By: CECÍLIA PIRES
PROPERTY PRICES in the Algarve are beginning to slow down and it is taking longer to sell properties but the region’s homes are still among the most expensive in the country.
A survey by Confidencial Imobiliário, a newsletter that focuses on real estate sector trends, also says that the negative forecast for the UK economy and the weakening of the British pound in recent weeks are resulting in British investors’ reluctance to invest in the region.
This, says the newsletter, may have a real effect on the Algarve market as the British are the most significant investors in the region’s real estate.
However, some key locations continue to have some of the highest prices per square metre in Portugal.
Areas such as Vale de Lobo and Quinta do Lago, the survey says, have a square metre cost of up to 4,300 euros, double of the price of the most luxurious spots in Lisbon or Porto.
Even these hotspots have registered a drop in prices, as a sq metre for a luxury apartment reached 5,000 euros in 2007 according to the Portugal-The Luxury Residential Tourism Market 2008, a report released by IRG, International Realty Group, an affiliate of Christie’s, and by Prime Yield Chartered Surveyors.
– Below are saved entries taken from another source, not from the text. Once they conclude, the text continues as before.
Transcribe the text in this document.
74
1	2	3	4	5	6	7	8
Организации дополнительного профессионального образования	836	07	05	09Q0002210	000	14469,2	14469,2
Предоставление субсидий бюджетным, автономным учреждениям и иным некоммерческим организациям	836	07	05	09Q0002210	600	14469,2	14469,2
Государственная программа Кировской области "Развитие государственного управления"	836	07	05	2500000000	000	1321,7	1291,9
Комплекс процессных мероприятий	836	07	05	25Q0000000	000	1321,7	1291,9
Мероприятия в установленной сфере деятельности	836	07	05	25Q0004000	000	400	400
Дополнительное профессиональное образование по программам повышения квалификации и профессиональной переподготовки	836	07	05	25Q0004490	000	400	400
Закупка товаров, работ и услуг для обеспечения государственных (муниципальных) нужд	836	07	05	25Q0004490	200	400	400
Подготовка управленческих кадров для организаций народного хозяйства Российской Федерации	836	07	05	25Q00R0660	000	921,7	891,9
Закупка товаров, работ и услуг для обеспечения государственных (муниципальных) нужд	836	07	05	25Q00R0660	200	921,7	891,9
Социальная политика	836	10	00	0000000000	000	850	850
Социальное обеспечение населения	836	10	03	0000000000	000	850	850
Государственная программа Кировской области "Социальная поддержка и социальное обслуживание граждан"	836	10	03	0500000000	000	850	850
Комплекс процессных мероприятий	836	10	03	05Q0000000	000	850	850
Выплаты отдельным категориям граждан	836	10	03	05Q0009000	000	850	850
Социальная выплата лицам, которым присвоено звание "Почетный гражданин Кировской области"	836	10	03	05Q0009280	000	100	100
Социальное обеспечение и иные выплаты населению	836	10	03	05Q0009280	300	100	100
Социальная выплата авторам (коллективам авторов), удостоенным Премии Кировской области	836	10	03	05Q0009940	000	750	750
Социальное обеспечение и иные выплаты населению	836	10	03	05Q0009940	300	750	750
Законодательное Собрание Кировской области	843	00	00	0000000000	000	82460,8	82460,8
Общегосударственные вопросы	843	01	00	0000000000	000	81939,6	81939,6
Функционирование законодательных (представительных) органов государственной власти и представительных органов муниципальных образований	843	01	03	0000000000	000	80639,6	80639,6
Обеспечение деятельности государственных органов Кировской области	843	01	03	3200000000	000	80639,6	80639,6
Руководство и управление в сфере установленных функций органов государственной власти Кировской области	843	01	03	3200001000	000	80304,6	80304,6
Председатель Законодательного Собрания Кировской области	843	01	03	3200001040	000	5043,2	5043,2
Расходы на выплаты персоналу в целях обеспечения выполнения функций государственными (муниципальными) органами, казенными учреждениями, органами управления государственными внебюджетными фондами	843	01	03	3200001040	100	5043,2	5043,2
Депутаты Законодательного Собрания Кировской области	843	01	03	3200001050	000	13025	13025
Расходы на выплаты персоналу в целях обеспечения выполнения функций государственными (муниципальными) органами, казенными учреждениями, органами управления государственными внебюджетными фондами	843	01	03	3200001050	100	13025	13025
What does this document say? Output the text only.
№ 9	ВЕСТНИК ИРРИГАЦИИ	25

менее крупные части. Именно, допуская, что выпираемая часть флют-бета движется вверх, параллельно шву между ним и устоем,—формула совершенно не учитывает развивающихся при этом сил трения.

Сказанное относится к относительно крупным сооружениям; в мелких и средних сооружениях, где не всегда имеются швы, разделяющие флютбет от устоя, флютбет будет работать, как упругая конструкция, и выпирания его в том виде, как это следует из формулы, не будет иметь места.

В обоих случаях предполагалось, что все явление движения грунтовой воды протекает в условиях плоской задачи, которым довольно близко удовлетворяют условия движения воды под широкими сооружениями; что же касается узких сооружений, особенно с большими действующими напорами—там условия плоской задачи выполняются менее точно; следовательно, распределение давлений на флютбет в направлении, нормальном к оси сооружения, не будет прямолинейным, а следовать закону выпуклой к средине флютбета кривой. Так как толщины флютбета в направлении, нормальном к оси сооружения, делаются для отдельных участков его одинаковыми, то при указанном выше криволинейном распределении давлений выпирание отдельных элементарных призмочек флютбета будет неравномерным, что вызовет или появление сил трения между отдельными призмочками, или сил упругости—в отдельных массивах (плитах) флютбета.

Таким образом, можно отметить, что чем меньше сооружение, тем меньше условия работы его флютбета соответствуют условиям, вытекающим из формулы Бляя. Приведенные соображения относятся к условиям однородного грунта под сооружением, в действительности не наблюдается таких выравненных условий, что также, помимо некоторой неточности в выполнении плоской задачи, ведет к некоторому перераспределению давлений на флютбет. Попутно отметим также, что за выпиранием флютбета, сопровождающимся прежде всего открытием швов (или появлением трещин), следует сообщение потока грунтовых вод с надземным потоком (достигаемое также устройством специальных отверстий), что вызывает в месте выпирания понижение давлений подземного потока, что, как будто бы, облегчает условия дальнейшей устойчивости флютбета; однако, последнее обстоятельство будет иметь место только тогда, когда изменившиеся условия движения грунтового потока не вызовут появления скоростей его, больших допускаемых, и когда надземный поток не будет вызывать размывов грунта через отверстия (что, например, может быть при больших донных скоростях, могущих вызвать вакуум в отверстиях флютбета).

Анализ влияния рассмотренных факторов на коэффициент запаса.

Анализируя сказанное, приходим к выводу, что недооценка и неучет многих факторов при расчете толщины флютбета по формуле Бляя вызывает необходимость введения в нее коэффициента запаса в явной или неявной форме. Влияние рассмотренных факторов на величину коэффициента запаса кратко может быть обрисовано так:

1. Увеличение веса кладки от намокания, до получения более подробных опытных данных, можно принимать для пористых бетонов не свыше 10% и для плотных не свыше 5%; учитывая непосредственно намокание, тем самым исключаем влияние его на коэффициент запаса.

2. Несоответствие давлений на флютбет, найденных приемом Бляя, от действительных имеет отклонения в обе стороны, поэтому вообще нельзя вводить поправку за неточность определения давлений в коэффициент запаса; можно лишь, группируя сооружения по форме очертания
The price per sq metre for villas last year was around 3,000 euros in the most exclusive areas, the study said.
Figures from the real estate professionals association, Associação dos Profissionais e Empresas de Mediação Imobiliária de Portugal (APEMIP), estimate that there are 450,000 properties for sale in Portugal at present.
Confidencial Imobiliário survey says that more than half of these, around 292,000 houses, are in the Algarve, Lisbon and Porto. And of these, it says, more than 250,000 are on the market “at above their real price”.
Properties are also taking more time to be sold. In 2007 it would take between six and seven months. At the moment the average time it takes to sell a house is between nine and 10 months.
It is estimated that the average annual appreciation rate in the real estate sector is presently at 2.5 per cent for used houses and three per cent for a new build.